Traders will be specifically watching both the Core and headline Consumer Price Index (CPI) on a monthly basis. The Monthly Core is expected to stay steady at 0.2%, whereas the overall inflation index is expected to rise from 0.2% to 0.6%. So it looks like the US Dollar might weaken a bit, as core inflation is declining.
The element that could send the Greenback all over the place is the fact that the energy part of it was in deflation during the last few prints. Recent production cuts from Saudi Arabia and other OPEC+ members have seen oil prices shooting through the roof. The recent rise in prices at the gas pumps could mean that this Wednesday’s number is not a correct reflection of where US inflation is actually at this moment.
The Greenback failed to find enough US Dollar bulls in order to erase all the losses from Monday. Traders rather sent the US Dollar Index (DXY) back to square one, making it a flat week ahead of the US inflation numbers. Expect the expected decline in inflation to lead to some US Dollar weakness.
The new high to watch is at 105.16, both the high from last Thursday and the six-month high.
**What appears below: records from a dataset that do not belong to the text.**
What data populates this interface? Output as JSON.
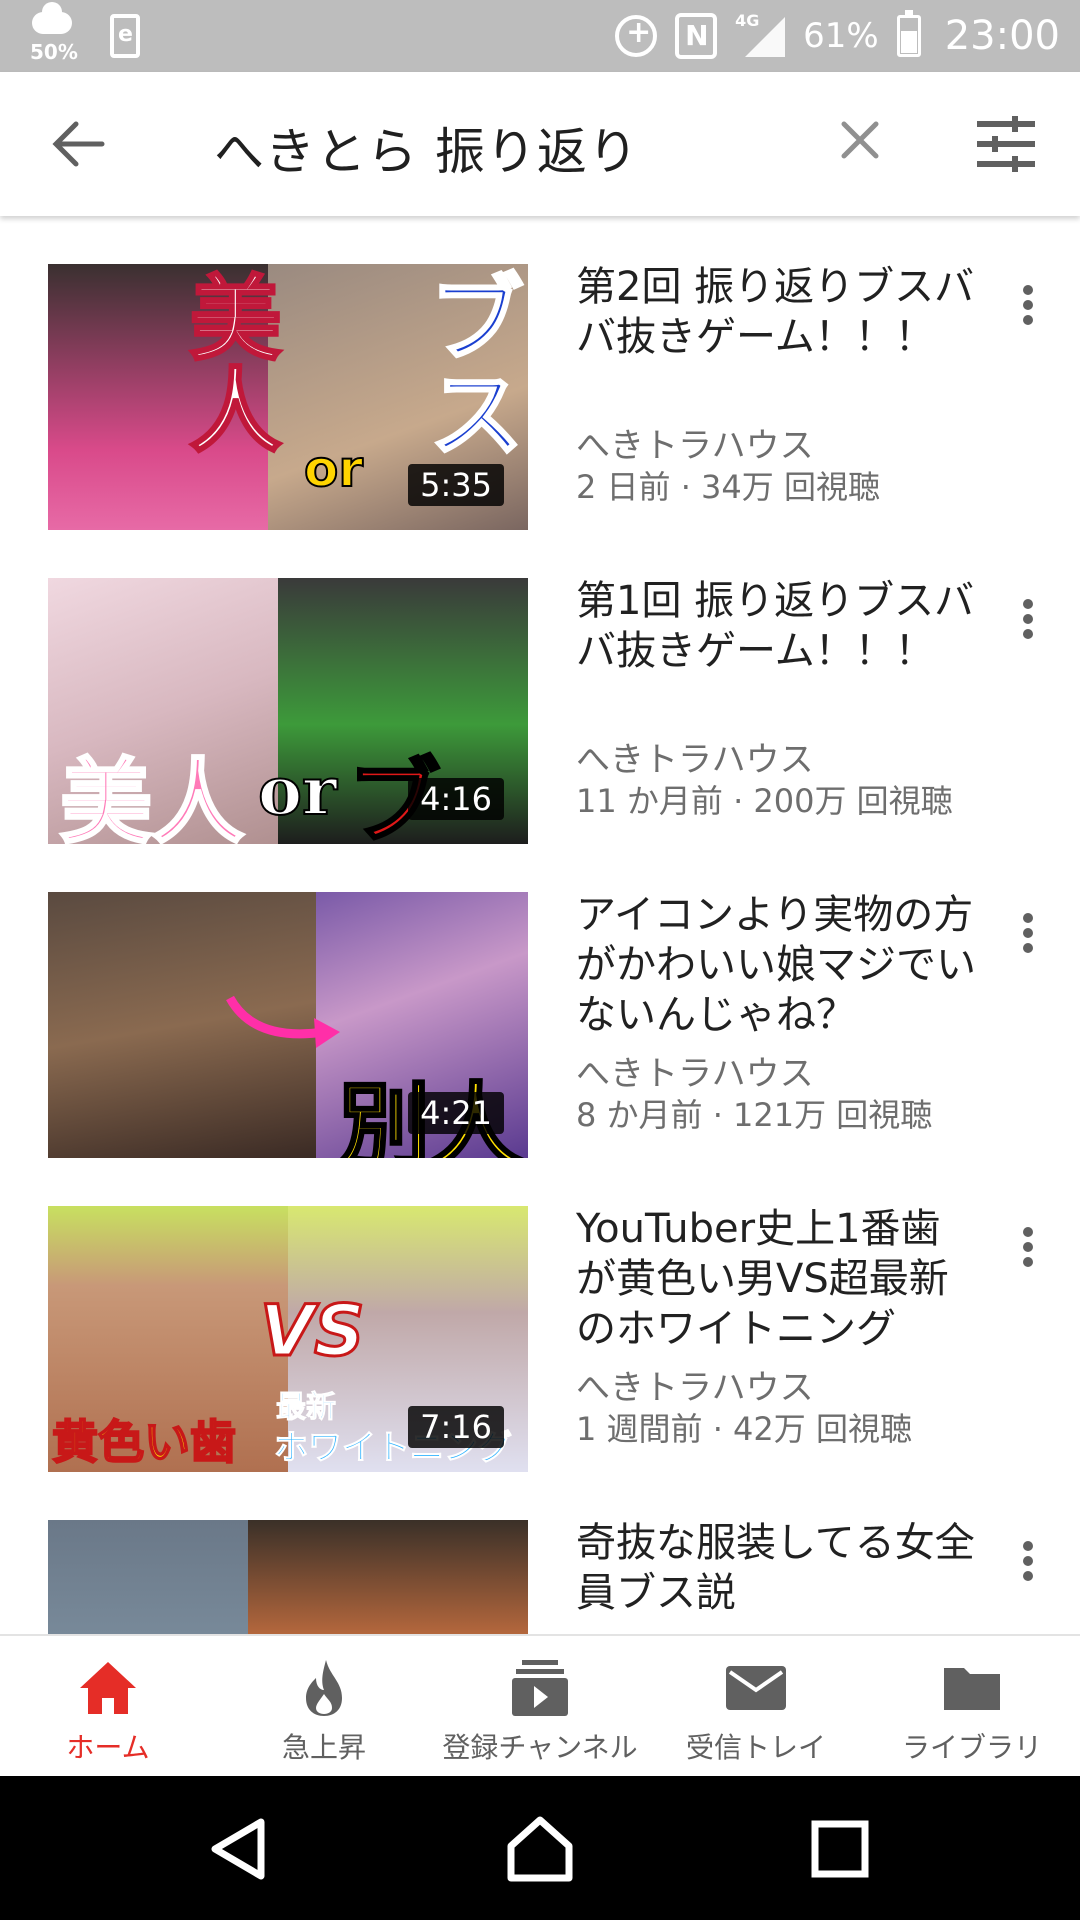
{
  "status_bar": {
    "weather_pct": "50%",
    "network_label": "4G",
    "battery_pct": "61%",
    "battery_level": 0.61,
    "time": "23:00",
    "icons": [
      "weather-cloud-icon",
      "sd-card-icon",
      "data-saver-icon",
      "nfc-icon",
      "signal-icon",
      "battery-icon"
    ]
  },
  "search": {
    "query": "へきとら 振り返り",
    "icons": [
      "back-arrow-icon",
      "clear-icon",
      "filter-icon"
    ]
  },
  "videos": [
    {
      "title": "第2回 振り返りブスババ抜きゲーム！！！",
      "channel": "へきトラハウス",
      "meta": "2 日前 · 34万 回視聴",
      "duration": "5:35",
      "thumb_texts": [
        "美人",
        "ブス",
        "or"
      ]
    },
    {
      "title": "第1回 振り返りブスババ抜きゲーム！！！",
      "channel": "へきトラハウス",
      "meta": "11 か月前 · 200万 回視聴",
      "duration": "4:16",
      "thumb_texts": [
        "美人",
        "or",
        "ブス"
      ]
    },
    {
      "title": "アイコンより実物の方がかわいい娘マジでいないんじゃね？",
      "channel": "へきトラハウス",
      "meta": "8 か月前 · 121万 回視聴",
      "duration": "4:21",
      "thumb_texts": [
        "別人"
      ]
    },
    {
      "title": "YouTuber史上1番歯が黄色い男VS超最新のホワイトニング",
      "channel": "へきトラハウス",
      "meta": "1 週間前 · 42万 回視聴",
      "duration": "7:16",
      "thumb_texts": [
        "VS",
        "黄色い歯",
        "最新",
        "ホワイトニング"
      ]
    },
    {
      "title": "奇抜な服装してる女全員ブス説",
      "channel": "",
      "meta": "",
      "duration": "",
      "thumb_texts": []
    }
  ],
  "bottom_nav": [
    {
      "label": "ホーム",
      "icon": "home-icon",
      "active": true
    },
    {
      "label": "急上昇",
      "icon": "flame-icon",
      "active": false
    },
    {
      "label": "登録チャンネル",
      "icon": "subscriptions-icon",
      "active": false
    },
    {
      "label": "受信トレイ",
      "icon": "inbox-icon",
      "active": false
    },
    {
      "label": "ライブラリ",
      "icon": "library-icon",
      "active": false
    }
  ],
  "system_nav": [
    "back-triangle-icon",
    "home-circle-icon",
    "recents-square-icon"
  ],
  "colors": {
    "accent": "#e52d27",
    "status_bar": "#bdbdbd",
    "text_primary": "#212121",
    "text_secondary": "#6e6e6e"
  }
}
The US Dollar Index first needs to gain back its lost territory from this Monday and break above the high of 104.93. Beyond 105.16, the next level to watch is 105.88, the high of 2023.
On Monday, 104.44 kept it together and refrained from allowing the DXY from selling off any further. The high of August 25 did its job and acted as a pivotal level. Should the uptick from this Tuesday reverse and 104.44 gives way, a substantial downturn could take place to 103.04, where the 200-day SMA comes into play for support.
Inflation measures the rise in the price of a representative basket of goods and services. Headline inflation is usually expressed as a percentage change on a month-on-month (MoM) and year-on-year (YoY) basis. Core inflation excludes more volatile elements such as food and fuel which can fluctuate because of geopolitical and seasonal factors. Core inflation is the figure economists focus on and is the level targeted by central banks, which are mandated to keep inflation at a manageable level, usually around 2%.
The Consumer Price Index (CPI) measures the change in prices of a basket of goods and services over a period of time. It is usually expressed as a percentage change on a month-on-month (MoM) and year-on-year (YoY) basis. Core CPI is the figure targeted by central banks as it excludes volatile food and fuel inputs. When Core CPI rises above 2% it usually results in higher interest rates and vice versa when it falls below 2%. Since higher interest rates are positive for a currency, higher inflation usually results in a stronger currency. The opposite is true when inflation falls.
Although it may seem counter-intuitive, high inflation in a country pushes up the value of its currency and vice versa for lower inflation. This is because the central bank will normally raise interest rates to combat the higher inflation, which attract more global capital inflows from investors looking for a lucrative place to park their money.
Formerly, Gold was the asset investors turned to in times of high inflation because it preserved its value, and whilst investors will often still buy Gold for its safe-haven properties in times of extreme market turmoil, this is not the case most of the time. This is because when inflation is high, central banks will put up interest rates to combat it.
Higher interest rates are negative for Gold because they increase the opportunity-cost of holding Gold vis-a-vis an interest-bearing asset or placing the money in a cash deposit account. On the flipside, lower inflation tends to be positive for Gold as it brings interest rates down, making the bright metal a more viable investment alternative.